夏少元却道:“六王爷的心思先不提,他说的话,却是有理。非绯自花神会以来,做的一直都是利国利民的好事,在民间的声望也很高,对朝上的百官,也并无利益冲突,要是说这天佑还有一个人会对非绯不满的话,那就只可能是皇帝了,只是非绯现在是皇帝的金库,皇帝还要用到非绯,断断不会在这时对付她的。”
吴义冷冷地道:“皇上自然不会,本将就是证明!”
夏少元淡淡一笑,没去与吴义争辩,接着道:“除了那些蠢蠢欲动的小国,现在明着与天佑开战的有两个国家,一个是南疆,一个是北漠。”
张守逸斩钉截铁地道:“与南疆无关!”
夏少元背着手瞟了张守逸一眼,淡淡一笑:“好,便先假设这两件袭击与南疆无关,但是那位用南疆术法的人,却一定代表了某种势力。既然与南疆无关,那就有可能是北漠了。”
张守逸似乎突然想到了什么,皱起眉头。
杜子淇道:“那这个驱兽师呢,难道也与北漠有关?”
夏少元看了眼张守逸,见张守逸只顾着沉思,没有听到杜子淇的问话,便答道:“关于驱兽师,少元在这方面虽然孤陋寡闻,但确实在杂书上看到过记载。五百年前,咱们天佑还没建朝的时候,天佑大陆被分为数十个诸侯小国,那时巫术盛行,延请大巫为一国的国师,也是当时的风气。而驱兽则是他们博取君主眼光的手段之一。”
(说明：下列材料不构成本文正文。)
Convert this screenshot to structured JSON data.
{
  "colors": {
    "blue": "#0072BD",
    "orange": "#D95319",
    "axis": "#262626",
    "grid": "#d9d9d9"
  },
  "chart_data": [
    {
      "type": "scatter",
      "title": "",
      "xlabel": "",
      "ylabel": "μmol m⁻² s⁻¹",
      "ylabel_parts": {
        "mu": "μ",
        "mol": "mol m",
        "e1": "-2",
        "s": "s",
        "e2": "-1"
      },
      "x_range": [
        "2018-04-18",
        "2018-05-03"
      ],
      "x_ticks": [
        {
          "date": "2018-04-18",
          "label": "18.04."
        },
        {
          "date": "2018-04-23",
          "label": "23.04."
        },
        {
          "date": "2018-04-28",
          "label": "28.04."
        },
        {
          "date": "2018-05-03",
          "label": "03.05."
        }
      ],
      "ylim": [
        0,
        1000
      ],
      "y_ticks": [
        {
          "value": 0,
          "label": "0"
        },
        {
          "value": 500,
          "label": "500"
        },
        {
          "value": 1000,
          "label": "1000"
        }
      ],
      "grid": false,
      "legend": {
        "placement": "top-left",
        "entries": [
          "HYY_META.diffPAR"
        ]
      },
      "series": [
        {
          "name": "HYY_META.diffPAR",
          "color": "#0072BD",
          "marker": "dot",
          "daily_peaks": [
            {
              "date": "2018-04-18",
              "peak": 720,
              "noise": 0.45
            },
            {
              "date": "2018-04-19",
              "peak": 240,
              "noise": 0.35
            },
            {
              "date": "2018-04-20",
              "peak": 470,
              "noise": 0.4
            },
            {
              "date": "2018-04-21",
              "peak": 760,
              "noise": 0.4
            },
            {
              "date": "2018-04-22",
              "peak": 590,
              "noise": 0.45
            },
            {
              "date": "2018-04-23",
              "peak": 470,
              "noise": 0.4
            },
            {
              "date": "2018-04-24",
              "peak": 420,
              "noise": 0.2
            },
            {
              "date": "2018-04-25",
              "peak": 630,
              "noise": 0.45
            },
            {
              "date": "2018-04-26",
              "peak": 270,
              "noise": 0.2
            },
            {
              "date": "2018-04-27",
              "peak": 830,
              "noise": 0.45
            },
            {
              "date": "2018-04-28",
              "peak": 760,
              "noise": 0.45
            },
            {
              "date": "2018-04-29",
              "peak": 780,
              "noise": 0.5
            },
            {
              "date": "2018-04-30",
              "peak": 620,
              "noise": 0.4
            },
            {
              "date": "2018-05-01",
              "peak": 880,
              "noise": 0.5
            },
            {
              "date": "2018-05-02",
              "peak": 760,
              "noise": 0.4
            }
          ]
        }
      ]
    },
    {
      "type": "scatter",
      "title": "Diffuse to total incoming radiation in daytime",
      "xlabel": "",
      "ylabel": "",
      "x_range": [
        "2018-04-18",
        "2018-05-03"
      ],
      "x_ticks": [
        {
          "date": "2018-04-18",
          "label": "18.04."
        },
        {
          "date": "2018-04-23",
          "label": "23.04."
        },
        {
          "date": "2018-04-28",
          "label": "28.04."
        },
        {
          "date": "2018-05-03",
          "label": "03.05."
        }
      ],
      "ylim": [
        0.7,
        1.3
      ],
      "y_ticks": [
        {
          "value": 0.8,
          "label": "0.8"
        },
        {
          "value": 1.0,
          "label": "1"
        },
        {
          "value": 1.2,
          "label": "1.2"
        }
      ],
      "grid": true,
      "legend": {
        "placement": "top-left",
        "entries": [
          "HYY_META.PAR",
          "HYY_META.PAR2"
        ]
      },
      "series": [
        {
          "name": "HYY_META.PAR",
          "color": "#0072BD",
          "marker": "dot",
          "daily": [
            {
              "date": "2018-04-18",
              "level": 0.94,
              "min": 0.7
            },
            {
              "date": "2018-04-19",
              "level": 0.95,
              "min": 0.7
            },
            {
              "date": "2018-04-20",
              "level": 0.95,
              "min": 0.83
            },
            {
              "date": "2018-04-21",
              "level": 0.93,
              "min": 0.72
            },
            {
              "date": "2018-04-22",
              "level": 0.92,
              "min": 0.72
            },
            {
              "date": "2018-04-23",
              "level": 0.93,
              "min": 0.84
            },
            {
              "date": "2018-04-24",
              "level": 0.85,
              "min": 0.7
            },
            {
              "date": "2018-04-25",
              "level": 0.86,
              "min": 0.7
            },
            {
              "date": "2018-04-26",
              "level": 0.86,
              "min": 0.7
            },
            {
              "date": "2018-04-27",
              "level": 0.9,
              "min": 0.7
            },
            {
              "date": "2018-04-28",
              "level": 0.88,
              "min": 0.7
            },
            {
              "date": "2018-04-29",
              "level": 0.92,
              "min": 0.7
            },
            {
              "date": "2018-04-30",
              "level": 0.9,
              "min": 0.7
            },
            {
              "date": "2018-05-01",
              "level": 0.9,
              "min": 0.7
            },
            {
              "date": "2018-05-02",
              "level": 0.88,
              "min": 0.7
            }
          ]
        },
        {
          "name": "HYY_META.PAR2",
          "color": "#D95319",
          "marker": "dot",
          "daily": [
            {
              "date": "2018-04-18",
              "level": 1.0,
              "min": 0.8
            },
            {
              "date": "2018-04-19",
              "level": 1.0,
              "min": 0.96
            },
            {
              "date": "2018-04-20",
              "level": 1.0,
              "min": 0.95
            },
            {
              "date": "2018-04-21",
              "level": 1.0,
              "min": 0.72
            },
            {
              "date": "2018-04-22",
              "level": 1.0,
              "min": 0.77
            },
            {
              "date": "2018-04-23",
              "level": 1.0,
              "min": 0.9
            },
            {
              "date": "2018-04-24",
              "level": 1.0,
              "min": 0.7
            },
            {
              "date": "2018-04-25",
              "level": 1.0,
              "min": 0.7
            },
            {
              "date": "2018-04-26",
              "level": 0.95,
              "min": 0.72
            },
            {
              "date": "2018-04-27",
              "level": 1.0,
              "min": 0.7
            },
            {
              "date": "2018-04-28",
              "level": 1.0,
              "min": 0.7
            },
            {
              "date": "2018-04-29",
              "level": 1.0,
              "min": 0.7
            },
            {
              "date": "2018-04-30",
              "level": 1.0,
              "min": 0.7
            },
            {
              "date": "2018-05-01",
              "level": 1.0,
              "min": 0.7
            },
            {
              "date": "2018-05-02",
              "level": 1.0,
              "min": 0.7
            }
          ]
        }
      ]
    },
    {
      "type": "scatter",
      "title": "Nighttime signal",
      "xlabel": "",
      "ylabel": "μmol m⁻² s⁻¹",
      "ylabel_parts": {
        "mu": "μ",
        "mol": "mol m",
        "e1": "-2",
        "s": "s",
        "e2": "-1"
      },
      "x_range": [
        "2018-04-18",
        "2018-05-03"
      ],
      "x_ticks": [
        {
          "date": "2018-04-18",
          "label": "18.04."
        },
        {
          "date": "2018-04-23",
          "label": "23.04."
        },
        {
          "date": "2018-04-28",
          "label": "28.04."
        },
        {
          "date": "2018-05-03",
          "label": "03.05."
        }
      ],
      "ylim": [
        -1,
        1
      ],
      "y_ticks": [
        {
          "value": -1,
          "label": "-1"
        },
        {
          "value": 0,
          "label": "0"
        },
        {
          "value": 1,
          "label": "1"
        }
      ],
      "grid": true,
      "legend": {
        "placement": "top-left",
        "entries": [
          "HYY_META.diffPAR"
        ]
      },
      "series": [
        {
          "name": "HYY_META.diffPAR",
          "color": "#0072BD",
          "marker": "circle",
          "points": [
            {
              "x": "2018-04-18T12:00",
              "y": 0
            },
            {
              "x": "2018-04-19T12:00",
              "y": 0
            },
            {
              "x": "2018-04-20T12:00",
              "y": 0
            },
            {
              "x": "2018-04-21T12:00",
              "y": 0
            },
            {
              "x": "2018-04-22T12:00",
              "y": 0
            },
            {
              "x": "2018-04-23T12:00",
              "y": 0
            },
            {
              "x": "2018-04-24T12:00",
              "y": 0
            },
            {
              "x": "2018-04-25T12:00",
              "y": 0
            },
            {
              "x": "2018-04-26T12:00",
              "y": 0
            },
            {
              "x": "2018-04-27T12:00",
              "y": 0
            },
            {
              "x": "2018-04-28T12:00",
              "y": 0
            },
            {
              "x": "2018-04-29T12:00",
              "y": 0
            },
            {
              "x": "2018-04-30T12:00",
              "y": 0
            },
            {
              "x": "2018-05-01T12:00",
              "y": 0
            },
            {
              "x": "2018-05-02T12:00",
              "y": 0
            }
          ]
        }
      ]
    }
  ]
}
这些历史,作为半文盲的楚非绯自然是不知道的。崔澹雅辛辛苦苦设计的帝王教育,还处在基础教育阶段,这么高端的秘史,楚非绯是没机会接触到的,故而像听故事一样听得睁大了眼睛。
杜子淇觉得楚非绯那样子看上去非常的蠢,当下冷笑一声,插口道:“不知道夏大人看的是什么书,在下也算将天佑的历史了解了七七八八,却从没有见过关于什么大巫的记载。”
夏少元淡淡一笑:“杜兄不知道也正常,因为当初那段历史......已经被从正史中抹去了,而大巫一族,其实在天佑大陆已经算半绝迹了。”
“大巫一族?”一直留心听着的吴义奇道:“难道大巫是个族群?”
夏少元微微摇头:“准确的说,是一个教派,之所以称他们为大巫一族,是因为,这些大巫当了国师,用一些小术,障眼法,取得了君主的信任后,就开始大肆发展他们的信徒,并试图把持国政大权。他们将自己的法力说成神力,称自己为神之子,而将普通的百姓视为奴隶。他们大肆敛财,用最昂贵的金属和宝石为他们的神明修建神庙。”
吴义这时插嘴道:“这我倒是听说过民间传说,说是曾经有个人在山里采石,无意间凿开山壁,发现了里面用金子和宝石堆砌的殿宇。”